Researchers at the Medical University of South Carolina (MUSC) have found evidence that the asthma medication formoterol may reverse metabolic dysfunction-associated steatohepatitis (MASH), a progressive fatty liver disease associated with obesity and type 2 diabetes that can lead to fibrosis, cirrhosis, liver failure, and liver transplantation. The research, published in npj Metabolic Health and Disease, arose unexpectedly as a result of findings on the use of formoterol in mouse models of diabetic kidney injury, which also showed that the mice had low levels of liver fat accumulation.
“Kind of unexpectedly, we found that the liver damage also reversed,” said senior author Joshua Lipschutz, MD, division director of nephrology and Arthur Williams Endowed Chair in nephrology at MUSC.
Based on this observation, the MUSC researchers initiated a study to find out whether the beta-2 adrenergic receptor pathway targeted by formoterol could influence metabolic disease in the liver as well as the kidney. According to the researchers, the connection between the diseases lies in shared metabolic dysfunction associated with type 2 diabetes relating to mitochondrial dysfunction and impaired energy metabolism.
To test the hypothesis, the team used a high-fat diet mouse model designed to mimic MASH. Mice fed the diet for 16 weeks developed liver steatosis and were subsequently treated with formoterol for four weeks. Testing of the mice after the four weeks of treatment found that steatosis was largely resolved as a result.
The evidence showed that formoterol increased mitochondrial biogenesis, a process that increases the number and function of mitochondria within cells.

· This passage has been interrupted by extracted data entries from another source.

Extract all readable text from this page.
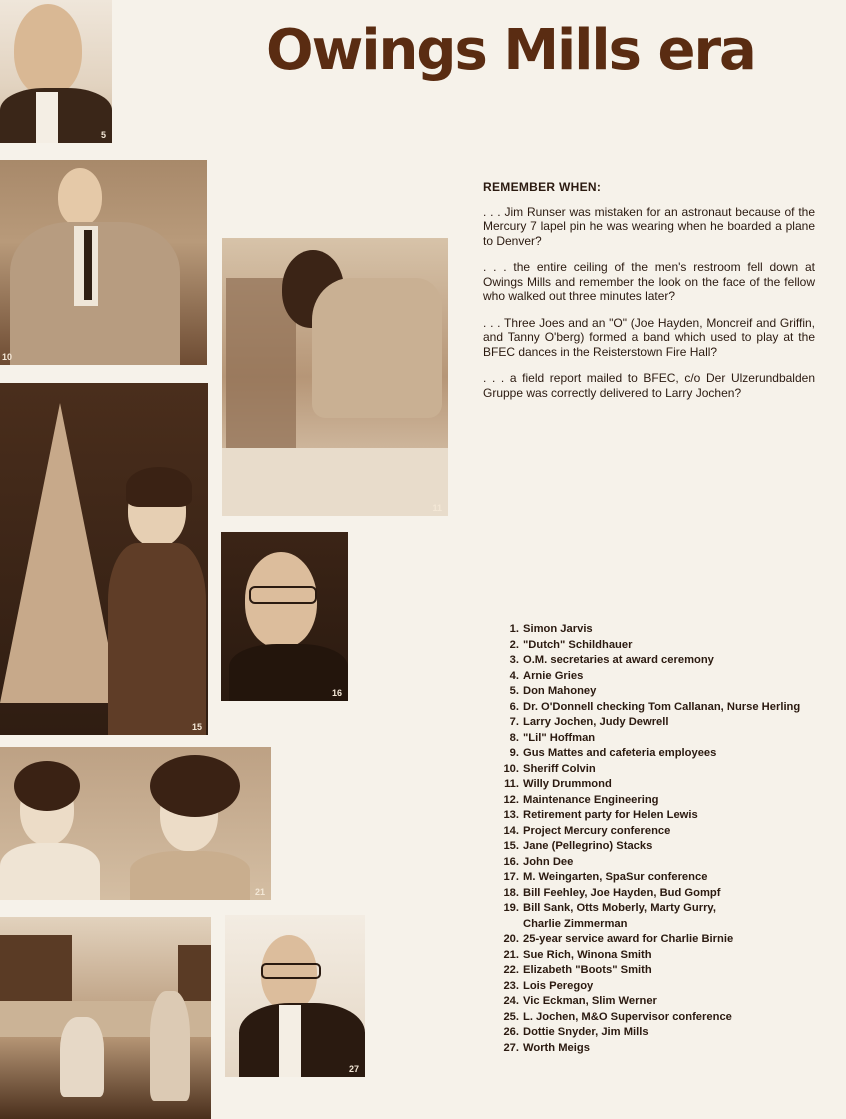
Owings Mills era
5
10
11
15
16
21
27
REMEMBER WHEN:

. . . Jim Runser was mistaken for an astronaut because of the Mercury 7 lapel pin he was wearing when he boarded a plane to Denver?

. . . the entire ceiling of the men's restroom fell down at Owings Mills and remember the look on the face of the fellow who walked out three minutes later?

. . . Three Joes and an "O" (Joe Hayden, Moncreif and Griffin, and Tanny O'berg) formed a band which used to play at the BFEC dances in the Reisterstown Fire Hall?

. . . a field report mailed to BFEC, c/o Der Ulzerundbalden Gruppe was correctly delivered to Larry Jochen?

1. Simon Jarvis
2. "Dutch" Schildhauer
3. O.M. secretaries at award ceremony
4. Arnie Gries
5. Don Mahoney
6. Dr. O'Donnell checking Tom Callanan, Nurse Herling
7. Larry Jochen, Judy Dewrell
8. "Lil" Hoffman
9. Gus Mattes and cafeteria employees
10. Sheriff Colvin
11. Willy Drummond
12. Maintenance Engineering
13. Retirement party for Helen Lewis
14. Project Mercury conference
15. Jane (Pellegrino) Stacks
16. John Dee
17. M. Weingarten, SpaSur conference
18. Bill Feehley, Joe Hayden, Bud Gompf
19. Bill Sank, Otts Moberly, Marty Gurry, Charlie Zimmerman
20. 25-year service award for Charlie Birnie
21. Sue Rich, Winona Smith
22. Elizabeth "Boots" Smith
23. Lois Peregoy
24. Vic Eckman, Slim Werner
25. L. Jochen, M&O Supervisor conference
26. Dottie Snyder, Jim Mills
27. Worth Meigs
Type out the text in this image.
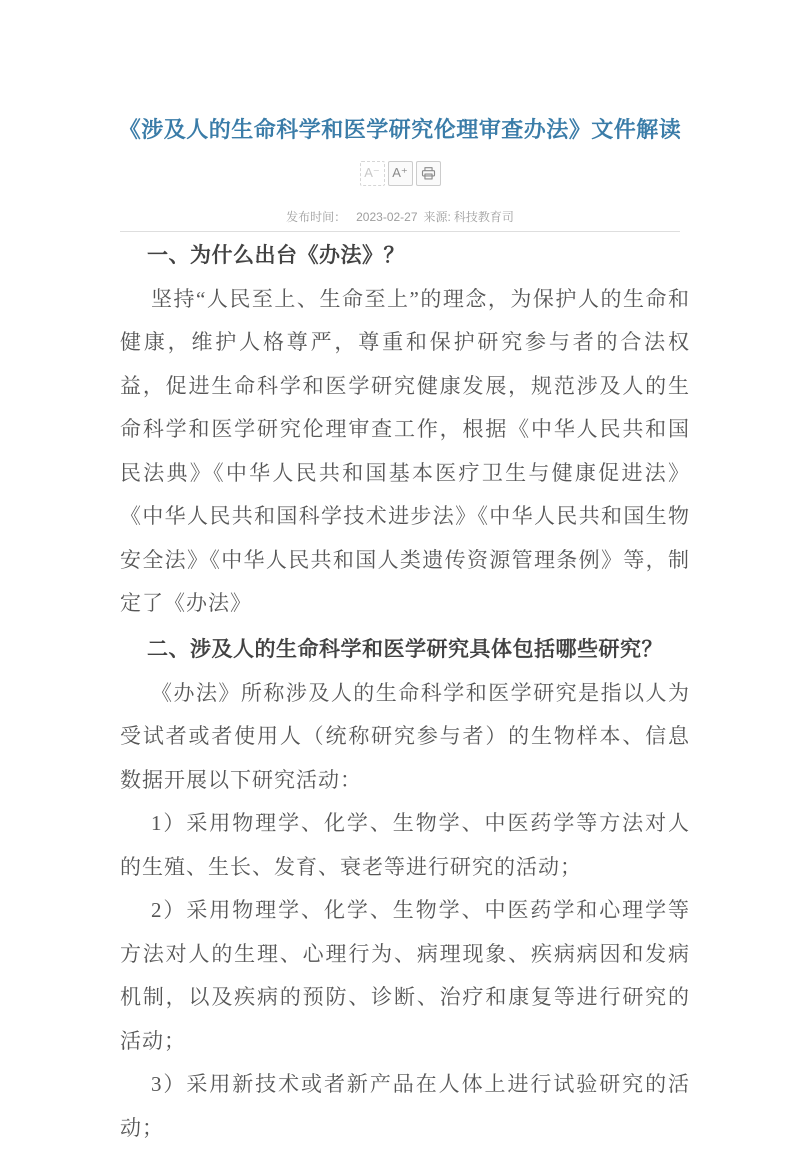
《涉及人的生命科学和医学研究伦理审查办法》文件解读
A⁻ A⁺
发布时间： 2023-02-27 来源: 科技教育司
一、为什么出台《办法》？

坚持“人民至上、生命至上”的理念，为保护人的生命和健康，维护人格尊严，尊重和保护研究参与者的合法权益，促进生命科学和医学研究健康发展，规范涉及人的生命科学和医学研究伦理审查工作，根据《中华人民共和国民法典》《中华人民共和国基本医疗卫生与健康促进法》《中华人民共和国科学技术进步法》《中华人民共和国生物安全法》《中华人民共和国人类遗传资源管理条例》等，制定了《办法》

二、涉及人的生命科学和医学研究具体包括哪些研究？

《办法》所称涉及人的生命科学和医学研究是指以人为受试者或者使用人（统称研究参与者）的生物样本、信息数据开展以下研究活动：

1）采用物理学、化学、生物学、中医药学等方法对人的生殖、生长、发育、衰老等进行研究的活动；

2）采用物理学、化学、生物学、中医药学和心理学等方法对人的生理、心理行为、病理现象、疾病病因和发病机制，以及疾病的预防、诊断、治疗和康复等进行研究的活动；

3）采用新技术或者新产品在人体上进行试验研究的活动；
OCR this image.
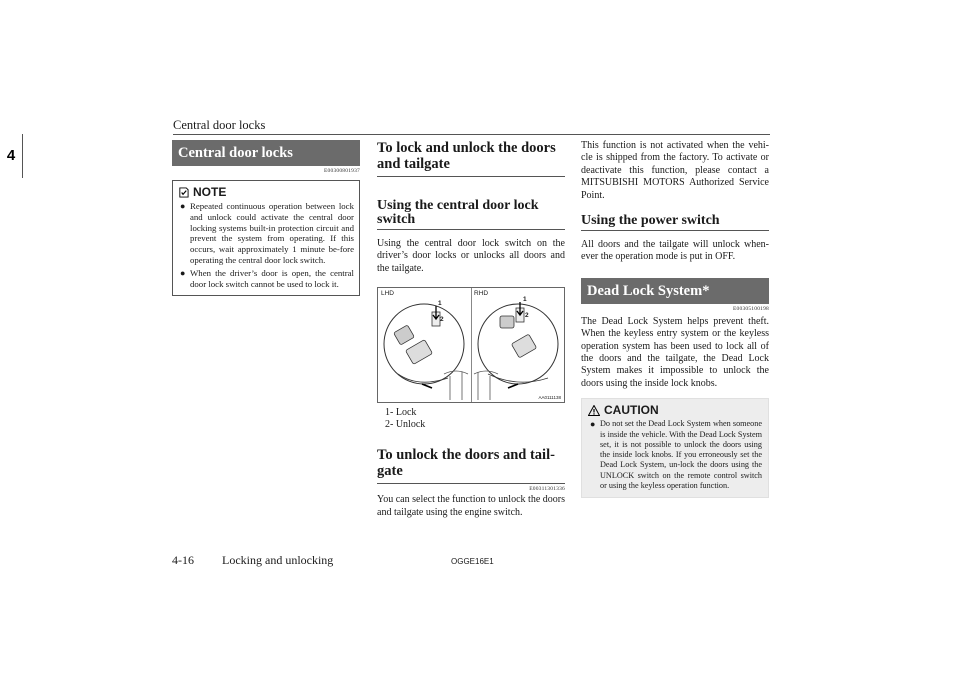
Central door locks
4	Central door locks
E00300801937
NOTE
● Repeated continuous operation between lock and unlock could activate the central door locking systems built-in protection circuit and prevent the system from operating. If this occurs, wait approximately 1 minute be-fore operating the central door lock switch.
● When the driver’s door is open, the central door lock switch cannot be used to lock it.
To lock and unlock the doors and tailgate
Using the central door lock switch
Using the central door lock switch on the driver’s door locks or unlocks all doors and the tailgate.
LHD	RHD
1
2
1
2
AA0111138
1- Lock
2- Unlock
To unlock the doors and tail-gate
E00311301336
You can select the function to unlock the doors and tailgate using the engine switch.
This function is not activated when the vehi-cle is shipped from the factory. To activate or deactivate this function, please contact a MITSUBISHI MOTORS Authorized Service Point.
Using the power switch
All doors and the tailgate will unlock when-ever the operation mode is put in OFF.
Dead Lock System*
E00305100198
The Dead Lock System helps prevent theft. When the keyless entry system or the keyless operation system has been used to lock all of the doors and the tailgate, the Dead Lock System makes it impossible to unlock the doors using the inside lock knobs.
CAUTION
● Do not set the Dead Lock System when someone is inside the vehicle. With the Dead Lock System set, it is not possible to unlock the doors using the inside lock knobs. If you erroneously set the Dead Lock System, un-lock the doors using the UNLOCK switch on the remote control switch or using the keyless operation function.
4-16 Locking and unlocking	OGGE16E1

“It looked like formoterol was rescuing the injury by increasing mitochondrial biogenesis,” Lischutz said. “It kind of revs up the mitochondria so they work better.”
The researcher noted that mice treated with formoterol had increased levels of PGC1α (a protein that helps control how cells produce and use energy) and electron transport chain proteins, along with an increase in mitochondrial proteins and lower lipid accumulation in liver tissue. Human HepaRG liver cells exposed to free fatty acids also showed reduced lipid accumulation and increased after formoterol treatment.
“The coordinated induction of oxidative phosphorylation and amino acid metabolism pathways suggests that formoterol may promote metabolic competence through non-lipid sources, including amino acids,” the researchers wrote.
While there were no approved drugs to treat MASH when the MUSC researchers initiated their study, current treatments still remain limited with resmetirom and semaglutide the only current approved therapies for this condition. Both medications have shown only limited efficacy in a subset of patients and have known side effects.
“All the current drugs for diabetic nephropathy only slow progression, but they don’t reverse the damage. This drug actually reversed the damage at the histologic, ultrastructural, and functional levels,” said Lipschutz.
Further, formoterol is already an approved and established medication that has been prescribed for year to treat both asthma and chronic obstructive pulmonary disease (COPD). Because its metabolic effects in humans and its safety profile has been detailed in its approval for these conditions, it could hasten approval for these other therapeutic uses.
“If you can repurpose something that’s approved and already being used safely, that’s kind of our dream as physician-scientists,” Lipschutz added.
Lipschutz and colleagues are currently conducting a clinical trial for the use of formoterol in chronic kidney disease (NCT07022418). Future research will focus on what dosing levels would be appropriate to use as treatment for CKD and MASH, whether inhaled delivery would be effective, and how durable the response to this potential treatment could be.